On July 23, 1944, the third pastor of St. John’s stood in this pulpit on his first Sunday.

Claude Broach preached his first sermon 47 days after D-Day.

Although this sanctuary was full of vision and hope, there were NO persons in this room under the age of 15 because the polio epidemic was rampant.


I tell you these stories to remind you that the same God who guided those generations through days of challenge and change is guiding us today.


The Living God who Jesus revealed shows up as gracious compassion amidst challenges.

This Living God touched the blind eyes of a man long ago through Jesus.

This same God shows up in your most chaotic or catastrophic days.


You see, in this story from John’s Gospel, the point is not ‘why does suffering happen?’

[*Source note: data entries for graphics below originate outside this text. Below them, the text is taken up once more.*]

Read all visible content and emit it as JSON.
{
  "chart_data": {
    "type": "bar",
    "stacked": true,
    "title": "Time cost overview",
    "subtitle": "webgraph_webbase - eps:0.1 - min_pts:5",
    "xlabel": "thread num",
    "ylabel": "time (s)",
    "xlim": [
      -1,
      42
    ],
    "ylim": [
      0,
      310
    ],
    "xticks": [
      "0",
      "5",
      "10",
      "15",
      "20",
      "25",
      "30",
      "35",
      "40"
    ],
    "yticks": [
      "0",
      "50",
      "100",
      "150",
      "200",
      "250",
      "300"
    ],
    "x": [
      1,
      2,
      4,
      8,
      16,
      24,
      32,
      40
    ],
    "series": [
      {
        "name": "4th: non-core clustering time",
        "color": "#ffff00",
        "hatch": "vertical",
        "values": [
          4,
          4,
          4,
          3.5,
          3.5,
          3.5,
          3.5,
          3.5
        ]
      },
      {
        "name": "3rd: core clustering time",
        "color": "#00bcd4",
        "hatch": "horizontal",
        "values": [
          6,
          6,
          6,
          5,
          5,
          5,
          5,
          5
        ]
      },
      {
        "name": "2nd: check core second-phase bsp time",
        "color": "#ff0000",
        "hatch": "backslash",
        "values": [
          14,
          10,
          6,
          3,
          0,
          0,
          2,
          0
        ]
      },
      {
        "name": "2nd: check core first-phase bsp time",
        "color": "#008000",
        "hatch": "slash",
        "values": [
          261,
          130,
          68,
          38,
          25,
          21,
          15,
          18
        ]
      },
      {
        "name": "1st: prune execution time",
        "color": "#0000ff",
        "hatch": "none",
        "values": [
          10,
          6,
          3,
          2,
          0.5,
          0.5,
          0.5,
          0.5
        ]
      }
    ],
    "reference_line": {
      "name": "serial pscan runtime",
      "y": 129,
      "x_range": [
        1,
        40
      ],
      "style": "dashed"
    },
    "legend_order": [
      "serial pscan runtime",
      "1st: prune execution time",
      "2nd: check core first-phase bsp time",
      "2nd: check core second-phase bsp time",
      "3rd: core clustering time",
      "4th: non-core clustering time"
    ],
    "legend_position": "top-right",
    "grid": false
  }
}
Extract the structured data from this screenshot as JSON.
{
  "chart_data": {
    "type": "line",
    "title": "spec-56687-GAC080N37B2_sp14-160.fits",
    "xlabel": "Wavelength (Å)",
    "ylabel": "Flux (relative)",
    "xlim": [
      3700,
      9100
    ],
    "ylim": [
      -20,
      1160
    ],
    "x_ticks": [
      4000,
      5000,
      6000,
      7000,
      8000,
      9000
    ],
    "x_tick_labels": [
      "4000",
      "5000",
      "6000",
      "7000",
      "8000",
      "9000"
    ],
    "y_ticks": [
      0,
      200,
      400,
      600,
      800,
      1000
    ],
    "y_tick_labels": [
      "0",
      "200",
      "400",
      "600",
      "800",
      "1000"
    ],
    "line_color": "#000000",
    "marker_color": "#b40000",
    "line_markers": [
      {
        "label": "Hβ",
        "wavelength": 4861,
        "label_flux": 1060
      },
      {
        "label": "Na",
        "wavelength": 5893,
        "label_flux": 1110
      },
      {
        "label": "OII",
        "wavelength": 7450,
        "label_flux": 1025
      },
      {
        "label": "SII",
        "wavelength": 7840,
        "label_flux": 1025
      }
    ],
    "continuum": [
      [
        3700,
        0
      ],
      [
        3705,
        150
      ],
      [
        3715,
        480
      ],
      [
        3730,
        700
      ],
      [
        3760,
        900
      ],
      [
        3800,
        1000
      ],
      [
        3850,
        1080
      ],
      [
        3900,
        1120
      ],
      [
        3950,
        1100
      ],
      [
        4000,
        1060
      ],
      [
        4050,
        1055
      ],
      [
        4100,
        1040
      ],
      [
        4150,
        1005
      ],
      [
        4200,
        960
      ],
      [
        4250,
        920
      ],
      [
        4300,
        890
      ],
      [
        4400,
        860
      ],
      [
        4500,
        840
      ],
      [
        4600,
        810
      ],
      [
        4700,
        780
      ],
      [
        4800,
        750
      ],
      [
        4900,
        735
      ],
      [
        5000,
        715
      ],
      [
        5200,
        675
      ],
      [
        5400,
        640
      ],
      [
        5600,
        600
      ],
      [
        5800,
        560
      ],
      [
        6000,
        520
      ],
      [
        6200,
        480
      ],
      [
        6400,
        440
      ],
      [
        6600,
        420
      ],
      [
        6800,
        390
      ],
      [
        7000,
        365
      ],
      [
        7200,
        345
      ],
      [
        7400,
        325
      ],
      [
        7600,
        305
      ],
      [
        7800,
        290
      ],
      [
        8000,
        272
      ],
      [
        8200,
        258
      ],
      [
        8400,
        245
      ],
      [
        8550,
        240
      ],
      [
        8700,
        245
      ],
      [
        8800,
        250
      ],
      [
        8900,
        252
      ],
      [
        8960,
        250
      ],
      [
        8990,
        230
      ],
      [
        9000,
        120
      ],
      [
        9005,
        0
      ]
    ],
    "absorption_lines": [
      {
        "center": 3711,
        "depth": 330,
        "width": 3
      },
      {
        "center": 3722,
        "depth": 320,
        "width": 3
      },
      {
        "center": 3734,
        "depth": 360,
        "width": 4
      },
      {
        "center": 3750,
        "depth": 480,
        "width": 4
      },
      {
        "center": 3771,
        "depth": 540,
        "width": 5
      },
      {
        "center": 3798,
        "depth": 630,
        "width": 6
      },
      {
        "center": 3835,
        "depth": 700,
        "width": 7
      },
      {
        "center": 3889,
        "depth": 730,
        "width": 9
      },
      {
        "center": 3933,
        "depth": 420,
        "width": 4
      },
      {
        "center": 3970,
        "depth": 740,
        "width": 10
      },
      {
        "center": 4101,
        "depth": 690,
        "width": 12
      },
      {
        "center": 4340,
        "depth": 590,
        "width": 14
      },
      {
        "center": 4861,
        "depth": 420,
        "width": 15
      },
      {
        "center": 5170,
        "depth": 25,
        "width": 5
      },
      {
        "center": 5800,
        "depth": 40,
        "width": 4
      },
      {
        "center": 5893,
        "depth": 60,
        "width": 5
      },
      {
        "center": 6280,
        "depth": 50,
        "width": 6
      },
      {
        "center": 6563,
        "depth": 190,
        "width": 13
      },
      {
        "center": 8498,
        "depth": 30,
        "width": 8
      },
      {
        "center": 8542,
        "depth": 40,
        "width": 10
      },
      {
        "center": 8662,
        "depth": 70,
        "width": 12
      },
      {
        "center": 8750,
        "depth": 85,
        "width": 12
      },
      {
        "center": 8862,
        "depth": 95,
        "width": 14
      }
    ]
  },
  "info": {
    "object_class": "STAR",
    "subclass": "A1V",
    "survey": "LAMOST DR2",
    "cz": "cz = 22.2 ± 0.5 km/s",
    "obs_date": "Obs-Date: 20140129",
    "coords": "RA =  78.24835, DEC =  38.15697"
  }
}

The point is, ‘wherever, however, and whenever suffering happens, God shows up.’

And God provides the resources necessary to transform every situation.


My dear friends, as the body of Jesus Christ in today’s world, our mission is to show up alongside people who are suffering. Why? Because we live in God and God lives in us.


Following the tsunami of 2004, as people were asking their theodicy questions – “Where is God,” these prayerful words were written by a Baptist missionary serving with God in Asia amidst the suffering:

When wave upon wave of water hit the shores thousands of miles from where they began, You were there.

When waves of destruction washed away everything and everyone in their path,

You were there.

As people You loved, people who loved You, and people who never thought of You ran,

You were there.

When houses fell and possessions and parents and children were carried away,

You were there.

You were there with a broken heart receiving people into Your Presence.

You were there with a listening ear hearing the cries of grief.

You will be there in the weeks, months, and years following this catastrophic event as Spirit. You will be there in the presence of Your people providing comfort, healing, direction, companionship, and resurrection.

Lord of all compassion, help us be with You, as You are with us and everyone. Amen




Lord, as we experience catastrophe, challenge, or change, help us see opportunities to be ministers of Your commitment and gracious compassion. Amen and AMEN.